John Harbaugh’s first Giants season will be vetting process

John Harbaugh’s first Giants training camp schedule features 10 practices in 11 days during their stay at the luxurious Greenbrier resort in West Virginia.

The obvious purpose of Harbaugh’s demanding regimen, beginning with their first practice on the afternoon of July 29, is to prepare his new team to best compete in the 2026 NFL regular season, particularly at the start.

The Giants have lost their Week 1 season opener in seven of the last eight seasons, including the last three by a combined score of 89-12 to the Dallas Cowboys, Minnesota Vikings and Washington Commanders, respectively.

While Harbaugh is aiming for more wins, however, he has more in mind here in 2026 than just improving the team’s 4-13 record from 2025.

This hard work he is putting his team through in July and August is a test, a vetting a process of who belongs, a gauntlet thrown down at the feet of the players:

How much are you willing to sacrifice for the good of the whole?

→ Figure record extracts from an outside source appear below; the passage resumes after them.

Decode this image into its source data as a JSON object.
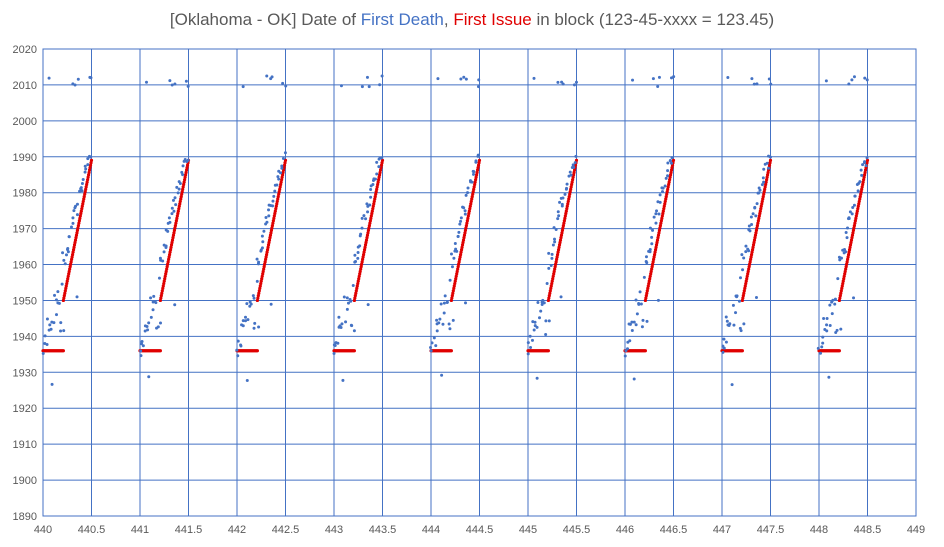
{
  "chart_data": {
    "type": "scatter",
    "title": {
      "prefix": "[Oklahoma - OK] Date of ",
      "series1": "First Death",
      "sep": ", ",
      "series2": "First Issue",
      "suffix": " in block (123-45-xxxx = 123.45)"
    },
    "xlabel": "",
    "ylabel": "",
    "xlim": [
      440,
      449
    ],
    "ylim": [
      1890,
      2020
    ],
    "x_ticks": [
      "440",
      "440.5",
      "441",
      "441.5",
      "442",
      "442.5",
      "443",
      "443.5",
      "444",
      "444.5",
      "445",
      "445.5",
      "446",
      "446.5",
      "447",
      "447.5",
      "448",
      "448.5",
      "449"
    ],
    "y_ticks": [
      "1890",
      "1900",
      "1910",
      "1920",
      "1930",
      "1940",
      "1950",
      "1960",
      "1970",
      "1980",
      "1990",
      "2000",
      "2010",
      "2020"
    ],
    "grid": true,
    "legend": "none",
    "series": [
      {
        "color": "#4472c4",
        "description_points_per_block": "First death dates scattered; trend rising from ~1938 to ~1990 within each block with outliers",
        "block_pattern": [
          [
            0.0,
            1937
          ],
          [
            0.01,
            1936
          ],
          [
            0.02,
            1938
          ],
          [
            0.03,
            1939
          ],
          [
            0.04,
            1938
          ],
          [
            0.05,
            1944
          ],
          [
            0.06,
            1943
          ],
          [
            0.07,
            1944
          ],
          [
            0.08,
            1943
          ],
          [
            0.09,
            1944
          ],
          [
            0.1,
            1928
          ],
          [
            0.11,
            1950
          ],
          [
            0.12,
            1944
          ],
          [
            0.13,
            1947
          ],
          [
            0.14,
            1950
          ],
          [
            0.15,
            1950
          ],
          [
            0.16,
            1951
          ],
          [
            0.17,
            1950
          ],
          [
            0.18,
            1942
          ],
          [
            0.19,
            1943
          ],
          [
            0.2,
            1955
          ],
          [
            0.21,
            1962
          ],
          [
            0.22,
            1960
          ],
          [
            0.23,
            1961
          ],
          [
            0.24,
            1963
          ],
          [
            0.25,
            1964
          ],
          [
            0.26,
            1965
          ],
          [
            0.27,
            1969
          ],
          [
            0.28,
            1968
          ],
          [
            0.29,
            1970
          ],
          [
            0.3,
            1972
          ],
          [
            0.31,
            1973
          ],
          [
            0.32,
            1974
          ],
          [
            0.33,
            1976
          ],
          [
            0.34,
            1977
          ],
          [
            0.35,
            1975
          ],
          [
            0.36,
            1976
          ],
          [
            0.37,
            1979
          ],
          [
            0.38,
            1980
          ],
          [
            0.39,
            1981
          ],
          [
            0.4,
            1982
          ],
          [
            0.41,
            1983
          ],
          [
            0.42,
            1984
          ],
          [
            0.43,
            1985
          ],
          [
            0.44,
            1986
          ],
          [
            0.45,
            1987
          ],
          [
            0.46,
            1988
          ],
          [
            0.47,
            1988
          ],
          [
            0.48,
            1989
          ],
          [
            0.49,
            1990
          ],
          [
            0.07,
            2011
          ],
          [
            0.3,
            2011
          ],
          [
            0.34,
            2011
          ],
          [
            0.36,
            2011
          ],
          [
            0.48,
            2011
          ],
          [
            0.5,
            2011
          ],
          [
            0.22,
            1943
          ],
          [
            0.27,
            1965
          ],
          [
            0.35,
            1950
          ]
        ]
      },
      {
        "color": "#e00000",
        "description_points_per_block": "First issue dates: flat at ~1936 for x 0.00-0.20 of each block, then rising linearly to ~2010",
        "flat_value": 1936,
        "flat_range": [
          0.0,
          0.21
        ],
        "rise_segments": [
          {
            "from": [
              0.21,
              1950
            ],
            "to": [
              0.5,
              1989
            ]
          }
        ]
      }
    ]
  }
}
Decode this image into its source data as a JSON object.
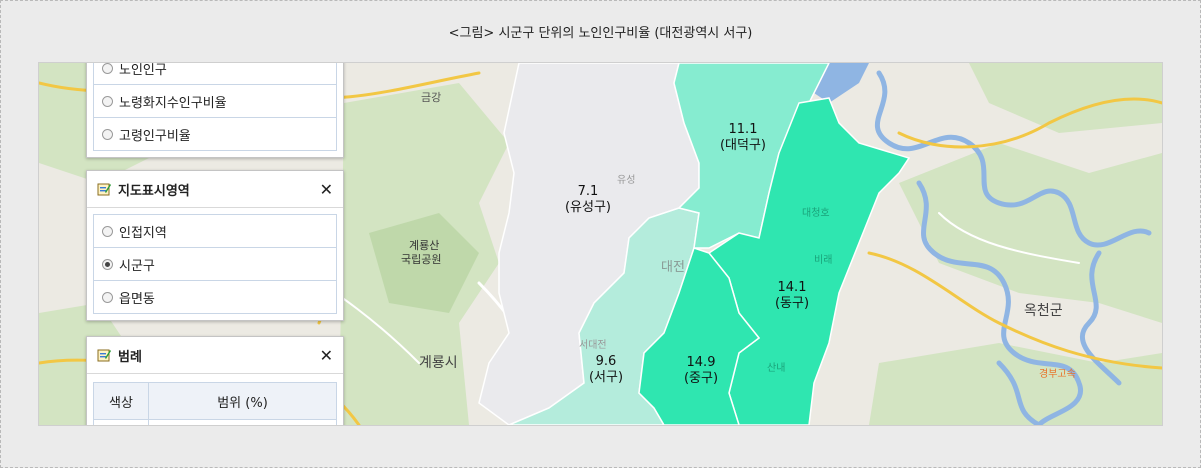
{
  "caption": "<그림> 시군구 단위의 노인인구비율 (대전광역시 서구)",
  "panels": {
    "indicator": {
      "options": [
        {
          "label": "노인인구",
          "selected": false
        },
        {
          "label": "노령화지수인구비율",
          "selected": false
        },
        {
          "label": "고령인구비율",
          "selected": false
        }
      ]
    },
    "display_area": {
      "title": "지도표시영역",
      "close": "✕",
      "options": [
        {
          "label": "인접지역",
          "selected": false
        },
        {
          "label": "시군구",
          "selected": true
        },
        {
          "label": "읍면동",
          "selected": false
        }
      ]
    },
    "legend": {
      "title": "범례",
      "close": "✕",
      "columns": [
        "색상",
        "범위 (%)"
      ]
    }
  },
  "map": {
    "regions": [
      {
        "name": "(유성구)",
        "value": "7.1",
        "fill": "#eaeaed"
      },
      {
        "name": "(서구)",
        "value": "9.6",
        "fill": "#b4ecdc"
      },
      {
        "name": "(대덕구)",
        "value": "11.1",
        "fill": "#86ecd0"
      },
      {
        "name": "(동구)",
        "value": "14.1",
        "fill": "#2fe6b0"
      },
      {
        "name": "(중구)",
        "value": "14.9",
        "fill": "#2fe6b0"
      }
    ],
    "places": {
      "geumgang": "금강",
      "gyeryongsan_1": "계룡산",
      "gyeryongsan_2": "국립공원",
      "gyeryong": "계룡시",
      "okcheon": "옥천군",
      "expressway": "경부고속",
      "yuseong": "유성",
      "daejeon": "대전",
      "seodaejeon": "서대전",
      "daedeok_small": "대청호",
      "biraeng": "비래",
      "sannae": "산내"
    },
    "colors": {
      "land": "#eceae3",
      "forest": "#cfe3bf",
      "water": "#8fb5e3",
      "road_major": "#f2c744",
      "road_minor": "#ffffff",
      "highway_label": "#e8732a"
    }
  }
}
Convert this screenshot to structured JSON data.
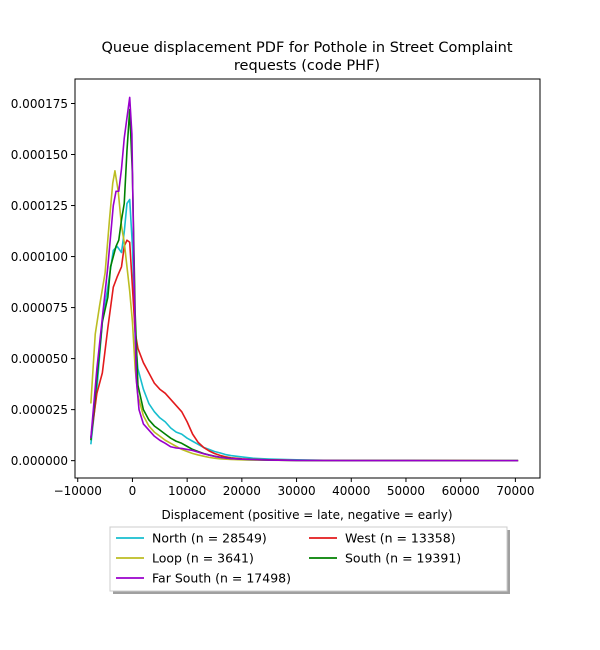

How much do you love football and not just the fame and endorsements that come with it?

The workload will be a wakeup call for a lot of the Giants’ players, including those who already work hard but still don’t work as hard as Harbaugh will work them.

Signing players like Isaiah Likely and Patrick Ricard and Odell Beckham Jr. who have played for Harbaugh in Baltimore — and who can share the method to his madness with their teammates when the fatigue hits hardest — is a first step towards helping the team understand and respond to the grind.

But year one of this program will be a shock to some systems in the name of building a better culture and a sustainable, long-term winner. And there will be casualties.

And that’s the point. Everything needs to change around here. Harbaugh is here to make sure it does, on a five-year, $100 million contract, looking to identify which of his players are built to last in blue.

Dexter Lawrence could be called a casualty of Harbaugh’s brand already. With a distaste for New York’s dysfunction and an awareness of the grind to come this summer for an organization that undervalued him, Lawrence forced a trade to Cincinnati.

Now the real question is how the Giants’ remaining biggest names will respond, work and grow. Or if they will fail to push through the discomfort to the other side, not further Harbaugh’s plan and eventually fall off this roster — or at least out of the rotation.

Quarterback Jaxson Dart, wide receiver Malik Nabers, edge rusher Abdul Carter, defensive backs Jevon Holland and Paulson Adebo and the offensive linemen are among the most important players who must pass Harbaugh’s test.

Not just for 2026. But to prove they are part of the core that will carry this program to new heights.

Edge rushers Brian Burns and Kayvon Thibodeaux have already put impressive training camps on film in a Giants uniform. Inside linebacker Tremaine Edmunds is a proven professional. But Dart, Nabers and Carter are three young talents whose fame has quickly outgrown their production.

The best result of this camp would be if Dart’s pocket passing, Nabers’ rehab and work habits and Carter’s trajectory all showed consistent growth through those hot mid-afternoon practices in West Virginia. Because it would mean they were dedicating themselves to the details, to the work, to the football, to the coaching points.

Starting 0-2 against the Cowboys and L.A. Rams is firmly on the table for this Giants team regardless of how they play in those games due to the strength of the opponents. But if Dart, Nabers and Carter are buying in on the tangible and intangible needs of their teammates and coaches, they can grow through a slow start and show persistence that will help them turn the tide here eventually.

Then there are Holland and Adebo, two well-paid veterans who must shoulder a larger leadership role in their performance than they did in 2025. That will give Harbaugh information on their roles on this team in the future and on how the secondary will function or survive in the short term.

The offensive line actually is the position group that best exemplified Harbaugh’s way in 2025 when he wasn’t even here. They had grit, determination and some production last season. The challenge now will be to take it to the next level when even more responsibility is put on their shoulders.

And of course, a rookie class led by weak side linebacker Arvell Reese and right guard Francis Mauigoa knows nothing in the NFL other than what Harbaugh is telling them. So the hope is their clean slates make them natural building blocks for the bright future Harbaugh is trying to build in East Rutherford.

The point is that the Giants are going to try to win more games this season. They’re hoping to do so, beginning on Sept. 13 against Dallas. Working hard and often is one way Harbaugh intends to put a better product on the field for the Giants’ fans.

But winning games in 2026 is not the only goal this aggressive summer workload is aimed at.

The big picture here is that Harbaugh is trying to build something special and sustainable. He has ownership’s blessing to do what he sees fit to accomplish that. And that’s going to mean some discomfort in July and August — and probably throughout the fall. But it will be done for a purpose:

To get this franchise back on track.